Proposition 13.2.2. Let $(E, \normn{\cdot}_{E}, \le)$ be a Banach lattice, then:
For any $x \in E$, $\normn{\ |x|\ }_{E} = \normn{x}_{E}$.
For any $x \in E$, $\normn{x^+}_{E}, \normn{x^-}_{E} \le \normn{x}_{E}$.
For any $x \in E$ and positive linear functional $\phi \in E^{*}$,
\[\norm{\phi}_{E^*}= \sup\bracsn{\dpn{x, \phi}{E}|x \in E, x \ge 0, \norm{x}_E = 1}\]
Proof. (1): Let $x \in E$, then $|\ |x|\ | = |x|$, so $\normn{\ |x|\ }_{E} = \normn{x}_{E}$.
(2): Let $x \in E$, then $|x| = x^{+} + x^{-}$, so
\[\normn{x}_{E} = \normn{x^+ + x^-}_{E} \ge \normn{x^+}_{E}, \normn{x^-}_{E}\]

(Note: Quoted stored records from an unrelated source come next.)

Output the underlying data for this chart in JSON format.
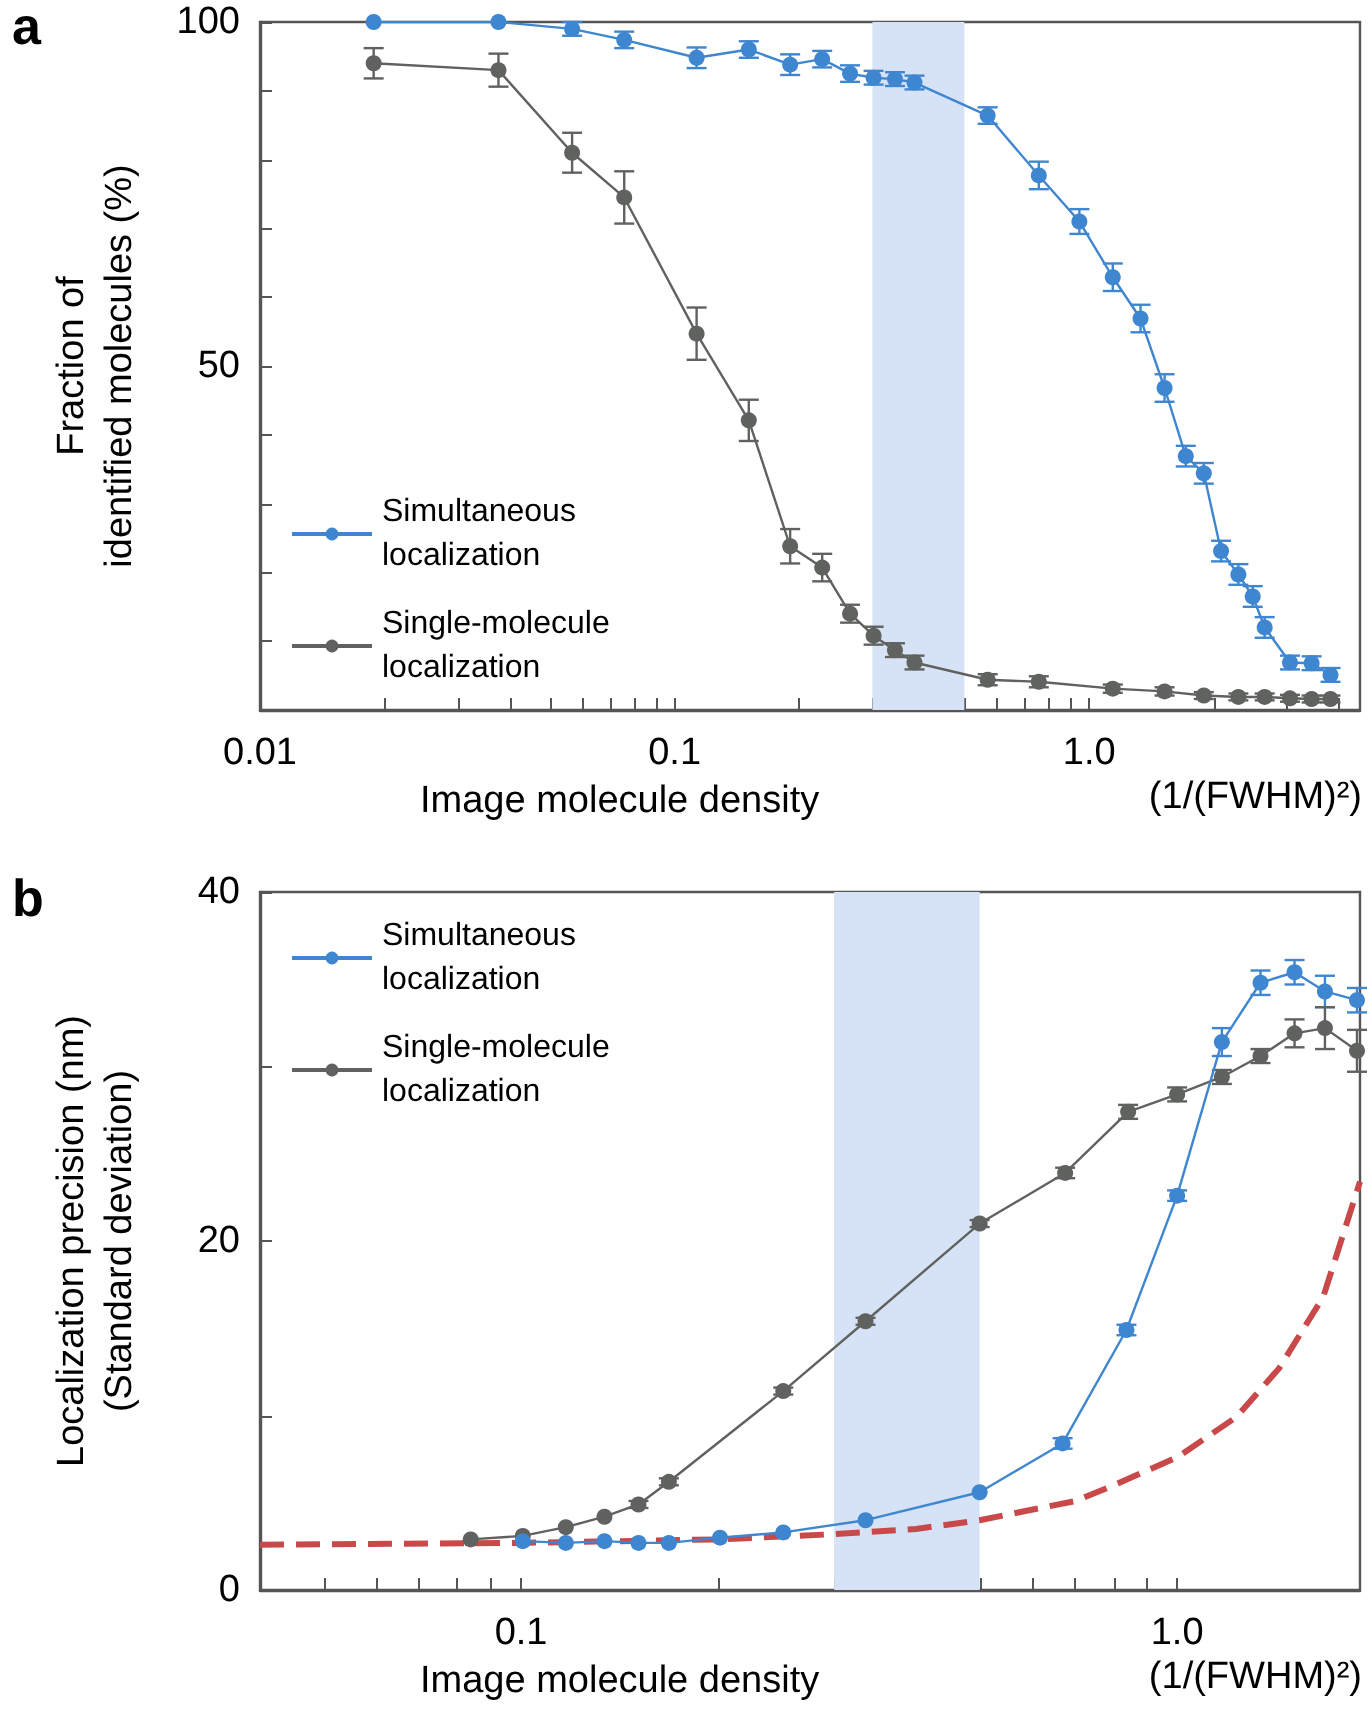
{
  "chart_data": [
    {
      "type": "line",
      "title": "a",
      "xlabel": "Image molecule density",
      "ylabel": "Fraction of\nidentified molecules (%)",
      "annotations": [
        "(1/(FWHM)²)"
      ],
      "log": "x",
      "xlim": [
        0.01,
        4.5
      ],
      "xticks": [
        {
          "value": 0.01,
          "label": "0.01"
        },
        {
          "value": 0.02,
          "label": null
        },
        {
          "value": 0.03,
          "label": null
        },
        {
          "value": 0.04,
          "label": null
        },
        {
          "value": 0.05,
          "label": null
        },
        {
          "value": 0.06,
          "label": null
        },
        {
          "value": 0.07,
          "label": null
        },
        {
          "value": 0.08,
          "label": null
        },
        {
          "value": 0.09,
          "label": null
        },
        {
          "value": 0.1,
          "label": "0.1"
        },
        {
          "value": 0.2,
          "label": null
        },
        {
          "value": 0.3,
          "label": null
        },
        {
          "value": 0.4,
          "label": null
        },
        {
          "value": 0.5,
          "label": null
        },
        {
          "value": 0.6,
          "label": null
        },
        {
          "value": 0.7,
          "label": null
        },
        {
          "value": 0.8,
          "label": null
        },
        {
          "value": 0.9,
          "label": null
        },
        {
          "value": 1,
          "label": "1.0"
        },
        {
          "value": 2,
          "label": null
        },
        {
          "value": 3,
          "label": null
        },
        {
          "value": 4,
          "label": null
        }
      ],
      "ylim": [
        0,
        100
      ],
      "yticks": [
        {
          "value": 0,
          "label": null
        },
        {
          "value": 10,
          "label": null
        },
        {
          "value": 20,
          "label": null
        },
        {
          "value": 30,
          "label": null
        },
        {
          "value": 40,
          "label": null
        },
        50,
        {
          "value": 60,
          "label": null
        },
        {
          "value": 70,
          "label": null
        },
        {
          "value": 80,
          "label": null
        },
        {
          "value": 90,
          "label": null
        },
        100
      ],
      "grid": false,
      "legend": "bottom left",
      "marker": "circle",
      "line_style": "solid",
      "bands": [
        {
          "axis": "x",
          "from": 0.3,
          "to": 0.5,
          "color": "#d6e3f6"
        }
      ],
      "series": [
        {
          "name": "Simultaneous localization",
          "color": "#3f86d0",
          "x": [
            0.0188,
            0.0376,
            0.0566,
            0.0756,
            0.113,
            0.151,
            0.19,
            0.227,
            0.265,
            0.302,
            0.34,
            0.379,
            0.569,
            0.756,
            0.947,
            1.14,
            1.33,
            1.52,
            1.71,
            1.89,
            2.08,
            2.29,
            2.48,
            2.65,
            3.05,
            3.44,
            3.82
          ],
          "values": [
            100,
            100,
            99,
            97.4,
            94.8,
            96,
            93.8,
            94.6,
            92.5,
            91.9,
            91.7,
            91.2,
            86.4,
            77.7,
            71,
            62.9,
            56.9,
            46.8,
            36.9,
            34.4,
            23.1,
            19.7,
            16.5,
            12,
            6.9,
            6.8,
            5.1
          ],
          "errors": [
            null,
            null,
            1,
            1.2,
            1.5,
            1.2,
            1.5,
            1.2,
            1.2,
            1,
            1,
            1,
            1.2,
            2,
            1.8,
            2,
            2,
            2,
            1.5,
            1.5,
            1.5,
            1.5,
            1.5,
            1.5,
            1,
            1,
            1
          ]
        },
        {
          "name": "Single-molecule localization",
          "color": "#5f625f",
          "x": [
            0.0188,
            0.0376,
            0.0566,
            0.0756,
            0.113,
            0.151,
            0.19,
            0.227,
            0.265,
            0.302,
            0.34,
            0.379,
            0.569,
            0.756,
            1.14,
            1.52,
            1.89,
            2.29,
            2.65,
            3.05,
            3.44,
            3.82
          ],
          "values": [
            94,
            93,
            81,
            74.5,
            54.7,
            42.1,
            23.8,
            20.7,
            14,
            10.8,
            8.7,
            6.9,
            4.4,
            4.1,
            3.1,
            2.7,
            2.1,
            1.9,
            1.9,
            1.7,
            1.6,
            1.6
          ],
          "errors": [
            2.2,
            2.4,
            2.9,
            3.8,
            3.8,
            3,
            2.5,
            2,
            1.3,
            1.3,
            1,
            1,
            0.8,
            0.8,
            0.6,
            0.6,
            0.5,
            0.5,
            0.5,
            0.5,
            0.5,
            0.5
          ]
        }
      ]
    },
    {
      "type": "line",
      "title": "b",
      "xlabel": "Image molecule density",
      "ylabel": "Localization precision (nm)\n(Standard deviation)",
      "annotations": [
        "(1/(FWHM)²)"
      ],
      "log": "x",
      "xlim": [
        0.04,
        1.9
      ],
      "xticks": [
        {
          "value": 0.05,
          "label": null
        },
        {
          "value": 0.06,
          "label": null
        },
        {
          "value": 0.07,
          "label": null
        },
        {
          "value": 0.08,
          "label": null
        },
        {
          "value": 0.09,
          "label": null
        },
        {
          "value": 0.1,
          "label": "0.1"
        },
        {
          "value": 0.2,
          "label": null
        },
        {
          "value": 0.3,
          "label": null
        },
        {
          "value": 0.4,
          "label": null
        },
        {
          "value": 0.5,
          "label": null
        },
        {
          "value": 0.6,
          "label": null
        },
        {
          "value": 0.7,
          "label": null
        },
        {
          "value": 0.8,
          "label": null
        },
        {
          "value": 0.9,
          "label": null
        },
        {
          "value": 1,
          "label": "1.0"
        }
      ],
      "ylim": [
        0,
        40
      ],
      "yticks": [
        0,
        {
          "value": 10,
          "label": null
        },
        20,
        {
          "value": 30,
          "label": null
        },
        40
      ],
      "grid": false,
      "legend": "top left",
      "marker": "circle",
      "line_style": "solid",
      "bands": [
        {
          "axis": "x",
          "from": 0.3,
          "to": 0.5,
          "color": "#d6e3f6"
        }
      ],
      "series": [
        {
          "name": "Simultaneous localization",
          "color": "#3f86d0",
          "x": [
            0.1006,
            0.117,
            0.134,
            0.151,
            0.168,
            0.201,
            0.251,
            0.335,
            0.5,
            0.669,
            0.837,
            1.0,
            1.17,
            1.34,
            1.51,
            1.68,
            1.88
          ],
          "values": [
            2.8,
            2.7,
            2.8,
            2.7,
            2.7,
            3.0,
            3.3,
            4,
            5.6,
            8.4,
            14.9,
            22.6,
            31.4,
            34.8,
            35.4,
            34.3,
            33.8
          ],
          "errors": [
            null,
            null,
            null,
            null,
            null,
            null,
            null,
            null,
            null,
            0.3,
            0.3,
            0.3,
            0.8,
            0.7,
            0.7,
            0.9,
            0.7
          ]
        },
        {
          "name": "Single-molecule localization",
          "color": "#5f625f",
          "x": [
            0.0838,
            0.1006,
            0.117,
            0.134,
            0.151,
            0.168,
            0.251,
            0.335,
            0.5,
            0.675,
            0.842,
            1.0,
            1.17,
            1.34,
            1.51,
            1.68,
            1.88
          ],
          "values": [
            2.9,
            3.1,
            3.6,
            4.2,
            4.9,
            6.2,
            11.4,
            15.4,
            21,
            23.9,
            27.4,
            28.4,
            29.4,
            30.6,
            31.9,
            32.2,
            30.9
          ],
          "errors": [
            null,
            null,
            null,
            null,
            0.2,
            0.2,
            0.2,
            0.2,
            0.2,
            0.3,
            0.4,
            0.4,
            0.4,
            0.4,
            0.8,
            1.2,
            1.2
          ]
        },
        {
          "type": "line",
          "color": "#c9494a",
          "line_style": "dashed",
          "marker": "none",
          "x": [
            0.04,
            0.1,
            0.2,
            0.3,
            0.4,
            0.5,
            0.7,
            0.8,
            1.0,
            1.23,
            1.43,
            1.67,
            1.9
          ],
          "values": [
            2.6,
            2.7,
            2.9,
            3.2,
            3.5,
            4.0,
            5.1,
            6.0,
            7.6,
            9.9,
            12.7,
            16.8,
            23.4
          ]
        }
      ]
    }
  ]
}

(3): Since $|x| = x \vee (-x)$,
\[\norm{\phi}_{E^*}= \sup_{\substack{x \in E \\ \norm{x}_E = 1}}\dpn{x, \phi}{E}\le \sup_{\substack{x \in E \\ \norm{x}_E = 1}}\dpn{|x|, \phi}{E}\le \sup_{\substack{x \in E \\ x \ge 0 \\ \norm{x}_E = 1}}\dpn{x, \phi}{E}\le \norm{\phi}_{E^*}\]
$\square$